“As pessoas vêem Israel como um Estado ocupante e não como um país democrático”, Nabil Abuznaid, embaixador da Palestina em Portugal | in DN

Em entrevista por email, Nabil Abuznaid, embaixador da Palestina em Portugal, espera uma mudança do Hamas para que este possa vir a aderir à Autoridade Palestiniana.

Que balanço faz dos três meses decorridos desde os atentados terroristas de 7 de outubro?
Após três meses da mais sangrenta guerra e destruição, não houve solução. Até as esperanças de paz diminuíram. Isto diz-nos que a paz entre a Palestina e Israel não pode ser alcançada através de guerras e que não há solução militar para este conflito. A única via é a das negociações pacíficas entre ambas as partes, e a única forma de Israel poder viver em segurança é se os palestinianos puderem viver em paz e com dignidade num Estado próprio chamado Estado da Palestina.

O chefe da diplomacia da UE, Josep Borrell, afirmou há dias em Lisboa que a comunidade internacional deve impor uma solução para o conflito. Que solução pensa que deve ser adotada? Na sua opinião, quem a pode aplicar?
Este conflito demorou demasiado tempo, e não esperamos que os ocupantes israelitas se vão embora voluntariamente. Ao mesmo tempo, não se pode colocar o opressor e o oprimido juntos e pedir-lhes que cheguem a uma solução. A comunidade internacional tem de exercer pressão e tomar medidas para obrigar Israel a pôr termo à ocupação e a aceitar a solução de dois Estados. Sem essa pressão, será difícil ou impossível chegar a uma solução.

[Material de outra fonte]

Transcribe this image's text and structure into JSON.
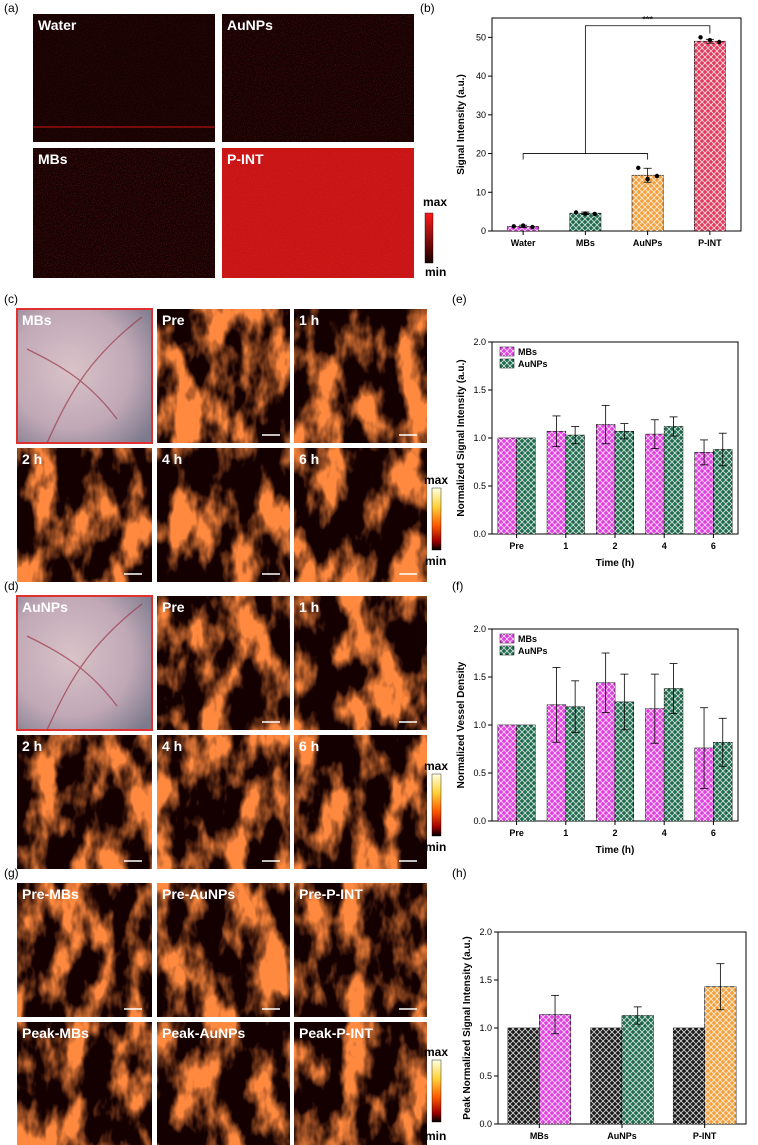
{
  "panel_labels": {
    "a": "(a)",
    "b": "(b)",
    "c": "(c)",
    "d": "(d)",
    "e": "(e)",
    "f": "(f)",
    "g": "(g)",
    "h": "(h)"
  },
  "panel_a": {
    "images": [
      {
        "label": "Water",
        "brightness": 0.02
      },
      {
        "label": "AuNPs",
        "brightness": 0.07
      },
      {
        "label": "MBs",
        "brightness": 0.1
      },
      {
        "label": "P-INT",
        "brightness": 0.8
      }
    ],
    "colorbar": {
      "max": "max",
      "min": "min",
      "colors": [
        "#ff1a1a",
        "#1a0000"
      ]
    }
  },
  "panel_c": {
    "images": [
      {
        "label": "MBs",
        "type": "photo"
      },
      {
        "label": "Pre",
        "type": "vessel"
      },
      {
        "label": "1 h",
        "type": "vessel"
      },
      {
        "label": "2 h",
        "type": "vessel"
      },
      {
        "label": "4 h",
        "type": "vessel"
      },
      {
        "label": "6 h",
        "type": "vessel"
      }
    ],
    "colorbar": {
      "max": "max",
      "min": "min"
    }
  },
  "panel_d": {
    "images": [
      {
        "label": "AuNPs",
        "type": "photo"
      },
      {
        "label": "Pre",
        "type": "vessel"
      },
      {
        "label": "1 h",
        "type": "vessel"
      },
      {
        "label": "2 h",
        "type": "vessel"
      },
      {
        "label": "4 h",
        "type": "vessel"
      },
      {
        "label": "6 h",
        "type": "vessel"
      }
    ],
    "colorbar": {
      "max": "max",
      "min": "min"
    }
  },
  "panel_g": {
    "images": [
      {
        "label": "Pre-MBs",
        "type": "vessel"
      },
      {
        "label": "Pre-AuNPs",
        "type": "vessel"
      },
      {
        "label": "Pre-P-INT",
        "type": "vessel"
      },
      {
        "label": "Peak-MBs",
        "type": "vessel"
      },
      {
        "label": "Peak-AuNPs",
        "type": "vessel"
      },
      {
        "label": "Peak-P-INT",
        "type": "vessel"
      }
    ],
    "colorbar": {
      "max": "max",
      "min": "min"
    }
  },
  "colors": {
    "MBs": "#e040e0",
    "AuNPs": "#1f6b4e",
    "Water": "#e040e0",
    "P-INT": "#e23c5c",
    "Orange": "#f5a03c",
    "Black": "#1a1a1a"
  },
  "chart_data": [
    {
      "id": "b",
      "type": "bar",
      "ylabel": "Signal Intensity (a.u.)",
      "xlabel": "",
      "ylim": [
        0,
        55
      ],
      "yticks": [
        0,
        10,
        20,
        30,
        40,
        50
      ],
      "categories": [
        "Water",
        "MBs",
        "AuNPs",
        "P-INT"
      ],
      "values": [
        1.2,
        4.6,
        14.4,
        49.0
      ],
      "errors": [
        0.3,
        0.3,
        1.8,
        0.5
      ],
      "bar_colors": [
        "#e040e0",
        "#1f6b4e",
        "#f5a03c",
        "#e23c5c"
      ],
      "points": [
        [
          1.2,
          1.4,
          1.0
        ],
        [
          4.8,
          4.5,
          4.4
        ],
        [
          16.3,
          13.4,
          14.2
        ],
        [
          50.0,
          49.3,
          48.8
        ]
      ],
      "annotation": "***"
    },
    {
      "id": "e",
      "type": "bar",
      "ylabel": "Normalized Signal Intensity (a.u.)",
      "xlabel": "Time (h)",
      "ylim": [
        0,
        2.0
      ],
      "yticks": [
        0.0,
        0.5,
        1.0,
        1.5,
        2.0
      ],
      "categories": [
        "Pre",
        "1",
        "2",
        "4",
        "6"
      ],
      "series": [
        {
          "name": "MBs",
          "values": [
            1.0,
            1.07,
            1.14,
            1.04,
            0.85
          ],
          "errors": [
            0,
            0.16,
            0.2,
            0.15,
            0.13
          ],
          "color": "#e040e0"
        },
        {
          "name": "AuNPs",
          "values": [
            1.0,
            1.03,
            1.07,
            1.12,
            0.88
          ],
          "errors": [
            0,
            0.09,
            0.08,
            0.1,
            0.17
          ],
          "color": "#1f6b4e"
        }
      ],
      "legend": "top-left"
    },
    {
      "id": "f",
      "type": "bar",
      "ylabel": "Normalized Vessel Density",
      "xlabel": "Time (h)",
      "ylim": [
        0,
        2.0
      ],
      "yticks": [
        0.0,
        0.5,
        1.0,
        1.5,
        2.0
      ],
      "categories": [
        "Pre",
        "1",
        "2",
        "4",
        "6"
      ],
      "series": [
        {
          "name": "MBs",
          "values": [
            1.0,
            1.21,
            1.44,
            1.17,
            0.76
          ],
          "errors": [
            0,
            0.39,
            0.31,
            0.36,
            0.42
          ],
          "color": "#e040e0"
        },
        {
          "name": "AuNPs",
          "values": [
            1.0,
            1.19,
            1.24,
            1.38,
            0.82
          ],
          "errors": [
            0,
            0.27,
            0.29,
            0.26,
            0.25
          ],
          "color": "#1f6b4e"
        }
      ],
      "legend": "top-left"
    },
    {
      "id": "h",
      "type": "bar",
      "ylabel": "Peak Normalized Signal Intensity (a.u.)",
      "xlabel": "",
      "ylim": [
        0,
        2.0
      ],
      "yticks": [
        0.0,
        0.5,
        1.0,
        1.5,
        2.0
      ],
      "categories": [
        "MBs",
        "AuNPs",
        "P-INT"
      ],
      "series": [
        {
          "values": [
            1.0,
            1.0,
            1.0
          ],
          "errors": [
            0,
            0,
            0
          ],
          "colors": [
            "#1a1a1a",
            "#1a1a1a",
            "#1a1a1a"
          ]
        },
        {
          "values": [
            1.14,
            1.13,
            1.43
          ],
          "errors": [
            0.2,
            0.09,
            0.24
          ],
          "colors": [
            "#e040e0",
            "#1f6b4e",
            "#f5a03c"
          ]
        }
      ]
    }
  ]
}
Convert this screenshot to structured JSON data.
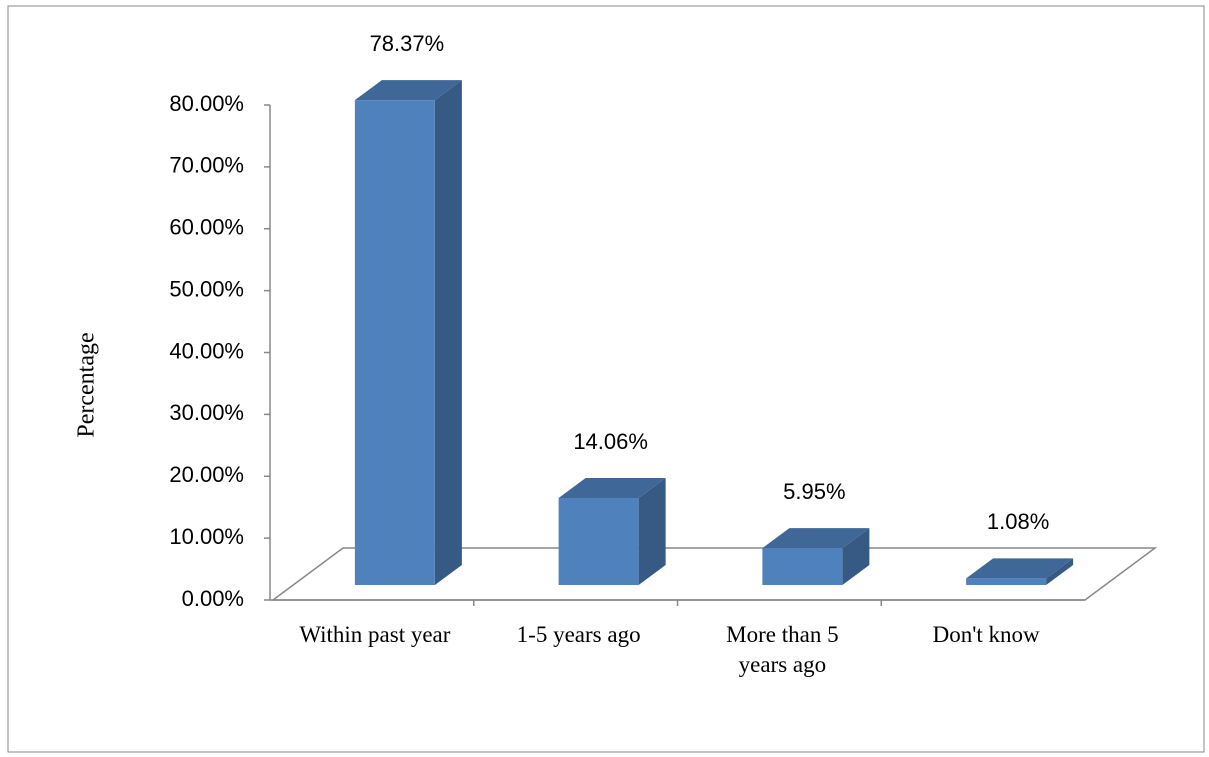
{
  "chart_data": {
    "type": "bar3d",
    "y_label": "Percentage",
    "categories": [
      "Within past year",
      "1-5 years ago",
      "More than 5 years ago",
      "Don't know"
    ],
    "values": [
      78.37,
      14.06,
      5.95,
      1.08
    ],
    "value_labels": [
      "78.37%",
      "14.06%",
      "5.95%",
      "1.08%"
    ],
    "color": "#4f81bd",
    "ylim": [
      0,
      80
    ],
    "yticks": [
      {
        "value": 0,
        "label": "0.00%"
      },
      {
        "value": 10,
        "label": "10.00%"
      },
      {
        "value": 20,
        "label": "20.00%"
      },
      {
        "value": 30,
        "label": "30.00%"
      },
      {
        "value": 40,
        "label": "40.00%"
      },
      {
        "value": 50,
        "label": "50.00%"
      },
      {
        "value": 60,
        "label": "60.00%"
      },
      {
        "value": 70,
        "label": "70.00%"
      },
      {
        "value": 80,
        "label": "80.00%"
      }
    ]
  }
}
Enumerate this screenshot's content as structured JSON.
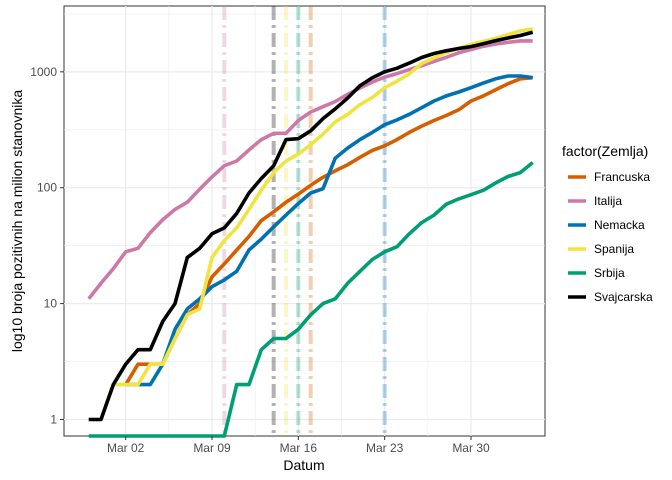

Concorda com a análise segundo a qual o Hamas beneficiou com esta guerra em detrimento do povo palestiniano e de outros movimentos políticos?
Não há vencedores nas guerras. A única forma de vermos vencedores é na paz. As guerras trazem mais destruição e a paz traz mais esperança. Nos últimos três meses, cerca de 100 mil palestinianos foram mortos, feridos e perderam-se sob os escombros. Os palestinianos pagaram um preço elevado para trazer a causa palestiniana à tona. Ao mesmo tempo, os israelitas sofreram muito a nível internacional e interno. A opinião pública mudou, as pessoas veem Israel como um Estado ocupante e não como um país democrático ou pacífico. Esperamos que os resultados desta guerra tragam um pensamento positivo, em que os israelitas compreendam que a ocupação não terá vida longa e que os palestinianos se sintam mais próximos da sua liberdade. O próximo período mostrará se as coisas se encaminham para um pensamento pacífico ou para uma mentalidade de vingança.


O Hamas afirmou recentemente que está pronto para um governo único em toda a Palestina. Na sua opinião, estão reunidas as condições necessárias?
O Hamas faz parte do povo palestiniano, mas acredita que a luta armada é a única forma de libertar as suas terras. Esta convicção contradiz a posição oficial da maioria dos países da Europa, bem como a da Autoridade Palestiniana (AP), que assinou o acordo de Oslo e acreditava que os seus direitos poderiam ser alcançados por meios pacíficos. É lamentável que a Autoridade Palestiniana, que acreditava em meios pacíficos, tenha perdido mais terras e sofrido mais depois da assinatura do Acordo de Oslo. Essa experiência enviou uma mensagem ao Hamas de que os meios pacíficos não eram a forma correta de pôr termo à ocupação. Talvez a mudança de posição do Hamas e a adesão à AP tornem os palestinianos mais fortes na sua unidade e nas suas convicções para atingirem os seus objetivos, e será melhor do que estarem divididos, o que só pode beneficiar o ocupante.